No, this is not about blocking people on social media, although obviously some may really deserve it. The above is a link to my post from a few days ago when I realised that I stopped feeling different and started feeling like if I was in fact the same like other people.
This doesn’t mean that my autism has been cured, only that my perception changed. That post contains a link to another post from a few weeks ago where I described a situation that made me realise on a deep level that other people have experience similar to mine. This is, again, not to say that I thought they don’t; I’m fully aware, on a logical level, that other people have problems at work, worry about their aging parents, going through bereavement, and so on. Yet, because I always felt different I somehow assumed that others don’t have the same emotions that I do. That, let’s say I knew I’d feel sad if I experienced certain event, and yet, I assumed other people wouldn’t feel sad in the same situation; how could they, if we are different?

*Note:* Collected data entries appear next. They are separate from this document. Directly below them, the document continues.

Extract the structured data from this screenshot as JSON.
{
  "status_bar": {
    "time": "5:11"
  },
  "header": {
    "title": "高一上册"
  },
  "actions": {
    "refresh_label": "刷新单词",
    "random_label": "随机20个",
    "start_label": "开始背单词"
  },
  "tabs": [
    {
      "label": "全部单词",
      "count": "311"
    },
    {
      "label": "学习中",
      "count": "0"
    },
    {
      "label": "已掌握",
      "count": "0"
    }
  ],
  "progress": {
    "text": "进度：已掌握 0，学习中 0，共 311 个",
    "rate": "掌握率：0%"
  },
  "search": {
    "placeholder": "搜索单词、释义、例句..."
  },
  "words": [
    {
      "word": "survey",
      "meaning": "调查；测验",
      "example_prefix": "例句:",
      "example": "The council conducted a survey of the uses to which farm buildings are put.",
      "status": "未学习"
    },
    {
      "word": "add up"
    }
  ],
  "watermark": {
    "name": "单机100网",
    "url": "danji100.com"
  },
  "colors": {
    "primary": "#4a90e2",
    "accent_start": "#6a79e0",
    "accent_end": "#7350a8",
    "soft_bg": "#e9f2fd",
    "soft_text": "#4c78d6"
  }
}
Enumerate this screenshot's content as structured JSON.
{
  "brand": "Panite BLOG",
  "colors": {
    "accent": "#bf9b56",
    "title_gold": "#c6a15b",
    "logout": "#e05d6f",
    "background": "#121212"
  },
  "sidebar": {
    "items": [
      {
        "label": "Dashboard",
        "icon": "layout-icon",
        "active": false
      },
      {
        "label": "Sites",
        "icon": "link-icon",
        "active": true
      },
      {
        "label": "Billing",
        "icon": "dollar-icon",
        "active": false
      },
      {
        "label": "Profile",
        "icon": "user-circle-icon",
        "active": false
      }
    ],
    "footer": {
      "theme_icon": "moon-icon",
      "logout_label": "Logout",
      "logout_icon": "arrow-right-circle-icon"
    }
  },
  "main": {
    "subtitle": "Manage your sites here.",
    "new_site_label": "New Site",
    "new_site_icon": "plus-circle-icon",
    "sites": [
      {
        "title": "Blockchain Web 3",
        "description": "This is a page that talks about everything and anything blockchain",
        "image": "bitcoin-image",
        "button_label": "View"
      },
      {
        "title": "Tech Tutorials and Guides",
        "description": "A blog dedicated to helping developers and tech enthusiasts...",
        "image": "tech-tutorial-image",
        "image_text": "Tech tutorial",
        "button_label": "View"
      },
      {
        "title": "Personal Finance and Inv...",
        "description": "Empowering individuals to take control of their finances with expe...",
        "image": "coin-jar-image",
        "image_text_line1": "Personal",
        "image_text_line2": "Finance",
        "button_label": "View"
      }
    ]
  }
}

In a lot of situations I desperately wanted to connect with people but my perception that I am different was getting in the way and what I was doing was, I was ‘blocking’ people on a deep emotional level, while at the same time I performed actions that were meant to connect us, like chatting, making jokes, smiling, but it all felt really bad to me, artificial; like if real me had to be hidden while the person who’s performing those actions was a pupet that the real me was operating.
Since I realised I’m autistic and I decided to mask less the feeling of being a pupet disappeared but the feeling of blocking people was still with me. It was the worst when I was with women. I could talk with them for a few minutes only and then I felt like I want to block them, so instead of pretending I chose to withdraw.

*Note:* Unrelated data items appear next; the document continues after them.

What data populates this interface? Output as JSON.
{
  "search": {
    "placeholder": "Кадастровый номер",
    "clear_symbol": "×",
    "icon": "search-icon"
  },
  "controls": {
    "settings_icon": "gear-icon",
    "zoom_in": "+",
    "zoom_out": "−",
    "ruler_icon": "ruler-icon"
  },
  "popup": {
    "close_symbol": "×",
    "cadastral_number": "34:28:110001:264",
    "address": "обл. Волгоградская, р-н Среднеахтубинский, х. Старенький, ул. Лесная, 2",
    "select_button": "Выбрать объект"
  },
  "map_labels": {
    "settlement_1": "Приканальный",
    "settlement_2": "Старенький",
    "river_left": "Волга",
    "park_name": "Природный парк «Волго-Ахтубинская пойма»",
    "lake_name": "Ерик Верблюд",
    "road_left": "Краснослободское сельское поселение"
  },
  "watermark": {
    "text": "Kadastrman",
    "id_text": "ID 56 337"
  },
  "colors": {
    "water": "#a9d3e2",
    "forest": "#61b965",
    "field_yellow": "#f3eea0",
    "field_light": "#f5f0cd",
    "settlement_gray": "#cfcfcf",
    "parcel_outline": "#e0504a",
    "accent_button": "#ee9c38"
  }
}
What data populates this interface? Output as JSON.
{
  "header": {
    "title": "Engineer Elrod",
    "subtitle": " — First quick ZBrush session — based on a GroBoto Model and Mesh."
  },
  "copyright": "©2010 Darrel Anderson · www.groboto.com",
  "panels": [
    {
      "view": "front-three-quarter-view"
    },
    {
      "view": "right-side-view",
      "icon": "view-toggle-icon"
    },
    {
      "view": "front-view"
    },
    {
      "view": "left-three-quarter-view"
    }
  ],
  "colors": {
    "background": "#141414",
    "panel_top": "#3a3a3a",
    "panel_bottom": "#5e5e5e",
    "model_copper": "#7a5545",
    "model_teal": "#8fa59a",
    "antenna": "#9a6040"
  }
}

And now, what I just realised is, that I didn’t have that feeling at all when I was on the radio show. The show takes two hours and I was invited for the first hour, but at some point, during a music break, I was asked if I wanted to stay longer and I said I’d rather not. But when the first hour finished I realised that apart from the fact I was worried I wouldn’t have enough to say for that second hour I could actually stay. I remember being really surprised by that feeling but only now realised I felt this way because I didn’t want to ‘block’ those two ladies. I was allowing them to be themselves, and therefore I felt much better about me being myself.
It seems to me like, as the result of that experience, my whole perception of what I want from life may once again change. I even wonder if I still want to be the lived experience speaker? Maybe I didn’t even really want to be one and only saw that as a solution to the problem: I can’t connect with people in normal circumstances so if I’m on the stage talking about my experience it will be a situation where I can be myself, talk about how I feel, answer questions – but all from people who are distant to me, and I never have to reciprocate their attention. I possibly didn’t fully realise my motivation but I think that’s what it was.
Maybe going back to a regular job would be a better idea, now when I feel like I can be myself.
I just hope my perception of being the same like other people will always stay the same.